Theory of diffraction of vortex beams from structured apertures and generation of elegant elliptical vortex Hermite–Gaussian beams

In this work, a comprehensive analytic study of the diffraction of vortex beams from structured apertures is presented. We formulate the near- and far-field diffraction of a vortex beam from an aperture having an arbitrary functionality in the Cartesian coordinates by two general and different approaches. We show that each of the resulting diffraction patterns can be determined by a number of successive derivatives of the 2D Fourier transform of the corresponding hypothetical aperture function or equally can be obtained by a summation of 2D Fourier transforms of the corresponding modified aperture function. We implement both introduced analytic approaches in predicting the diffraction of a vortex beam from an elliptic Gaussian aperture, an elliptic Gaussian phase mask, and a hyperbolic Gaussian phase mask in the near- and far-field regimes.
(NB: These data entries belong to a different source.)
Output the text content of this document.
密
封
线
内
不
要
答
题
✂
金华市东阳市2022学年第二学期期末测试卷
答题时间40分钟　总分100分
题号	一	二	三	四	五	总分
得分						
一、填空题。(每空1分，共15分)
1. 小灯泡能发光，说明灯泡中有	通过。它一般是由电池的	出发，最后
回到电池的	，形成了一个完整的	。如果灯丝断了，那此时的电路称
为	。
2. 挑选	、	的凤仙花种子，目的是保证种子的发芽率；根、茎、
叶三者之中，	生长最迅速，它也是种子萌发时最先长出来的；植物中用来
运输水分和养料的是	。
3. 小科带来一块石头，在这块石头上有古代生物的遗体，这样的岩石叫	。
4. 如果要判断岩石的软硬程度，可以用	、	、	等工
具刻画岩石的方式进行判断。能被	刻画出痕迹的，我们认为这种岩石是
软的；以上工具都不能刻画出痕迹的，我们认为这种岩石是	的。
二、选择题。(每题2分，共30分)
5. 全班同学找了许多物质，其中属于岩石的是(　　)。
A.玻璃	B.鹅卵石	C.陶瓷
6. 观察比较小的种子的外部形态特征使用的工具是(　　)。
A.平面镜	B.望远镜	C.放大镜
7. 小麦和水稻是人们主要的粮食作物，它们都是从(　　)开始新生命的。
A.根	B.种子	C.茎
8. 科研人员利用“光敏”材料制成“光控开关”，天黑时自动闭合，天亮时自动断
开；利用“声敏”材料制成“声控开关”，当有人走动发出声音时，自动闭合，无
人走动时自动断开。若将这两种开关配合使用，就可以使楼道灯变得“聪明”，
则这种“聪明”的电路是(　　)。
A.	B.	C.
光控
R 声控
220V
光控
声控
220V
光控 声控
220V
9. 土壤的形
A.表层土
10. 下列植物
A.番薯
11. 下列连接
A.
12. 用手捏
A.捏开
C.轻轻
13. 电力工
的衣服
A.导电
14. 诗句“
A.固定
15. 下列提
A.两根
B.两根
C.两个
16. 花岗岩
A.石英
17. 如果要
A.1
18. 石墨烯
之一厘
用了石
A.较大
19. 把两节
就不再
It is shown that the predicted diffraction patterns by both these approaches are exactly the same. It is shown that the diffraction of a vortex beam from an elliptic Gaussian aperture at the far-field regime forms a light beam that belongs to a family of light beams we call elegant elliptical vortex Hermite–Gaussian beams. In addition, the diffractions of a vortex beam from a Fresnel zone plate in general form for the on- and off-axis situations are formulated, and sinusoidal and binary zone plates are investigated in detail. Our general analytic formula can be used for a large variety of apertures including off-center situations and asymmetrical cases.